A 'student has the right to be addressed by a name and pronoun that corresponds to the student’s gender identity...'

A New Hampshire teenager was suspended for one game from his high school football team for controversially claiming that there are only two genders, the New York Post reported.

According to the Exeter High School student, he made the claim via text message while off campus back in September.

At the time, a female classmate interjected into his private conversation and asserted that there are in fact more than two genders.

“No there isn’t,” the student responded. “There’s only two genders.”

The conversation led to an exchange of text messages, which were turned in to school administrators and printed off to justify the suspension.

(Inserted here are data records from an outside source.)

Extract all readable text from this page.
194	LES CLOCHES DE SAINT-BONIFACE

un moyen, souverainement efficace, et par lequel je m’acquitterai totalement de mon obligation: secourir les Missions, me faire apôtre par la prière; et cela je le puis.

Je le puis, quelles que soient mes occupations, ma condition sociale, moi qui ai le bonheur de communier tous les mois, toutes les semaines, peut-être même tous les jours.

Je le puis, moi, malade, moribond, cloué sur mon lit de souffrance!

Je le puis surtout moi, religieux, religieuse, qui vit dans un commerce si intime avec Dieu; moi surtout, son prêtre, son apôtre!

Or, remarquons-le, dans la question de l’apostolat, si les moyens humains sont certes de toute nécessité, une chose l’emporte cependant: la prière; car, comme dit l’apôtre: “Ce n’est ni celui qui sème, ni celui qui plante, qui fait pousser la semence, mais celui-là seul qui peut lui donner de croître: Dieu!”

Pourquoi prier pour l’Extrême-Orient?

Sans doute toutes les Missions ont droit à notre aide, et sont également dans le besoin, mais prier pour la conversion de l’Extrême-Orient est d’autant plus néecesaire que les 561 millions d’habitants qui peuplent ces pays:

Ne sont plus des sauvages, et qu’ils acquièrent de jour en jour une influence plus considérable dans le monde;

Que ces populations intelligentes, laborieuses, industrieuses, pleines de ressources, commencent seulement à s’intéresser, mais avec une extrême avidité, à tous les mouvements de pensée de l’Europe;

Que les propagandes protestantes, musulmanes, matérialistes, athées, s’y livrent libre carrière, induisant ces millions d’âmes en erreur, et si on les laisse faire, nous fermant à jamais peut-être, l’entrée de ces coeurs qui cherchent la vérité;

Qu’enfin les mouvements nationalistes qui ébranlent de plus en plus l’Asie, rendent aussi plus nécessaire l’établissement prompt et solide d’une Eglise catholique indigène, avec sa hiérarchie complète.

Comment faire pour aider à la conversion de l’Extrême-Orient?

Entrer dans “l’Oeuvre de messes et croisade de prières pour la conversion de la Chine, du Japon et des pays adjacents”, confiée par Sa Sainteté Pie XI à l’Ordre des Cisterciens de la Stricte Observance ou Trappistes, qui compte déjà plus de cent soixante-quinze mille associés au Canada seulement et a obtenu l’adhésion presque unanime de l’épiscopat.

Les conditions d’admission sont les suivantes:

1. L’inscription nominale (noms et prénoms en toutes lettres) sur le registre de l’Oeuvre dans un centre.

School Superintendent David Ryan told the Associated Press the school was reviewing the complaint “and will be able to share a statement once we have completed that review.”

As punishment, the student suspended from the football team for one game.

The student, a devout Catholic, has elected to sue the school district for its suppression of his religious views.

He is also opposing its policy that students must be called by the pronouns of their choice on the grounds that it violates the First Amendment.

The high school’s policy states that any “student has the right to be addressed by a name and pronoun that corresponds to the student’s gender identity.”

It also says that “the intentional or persistent refusal to respect a student’s gender identity … is a violation of this policy.”

 The student “does not deny that he violated the Gender Nonconforming Students policy,” according to his lawyer.

“He, in fact, denied, and will continue to deny, that any person can belong to a gender other than that of ‘male’ or ‘female.’”

Further, the student “will never refer to any individual person using plural pronouns such as ‘they,’ using contrived pronouns such as ‘ze,’ or with any similar terminology that reflects values which [the student] does not share.”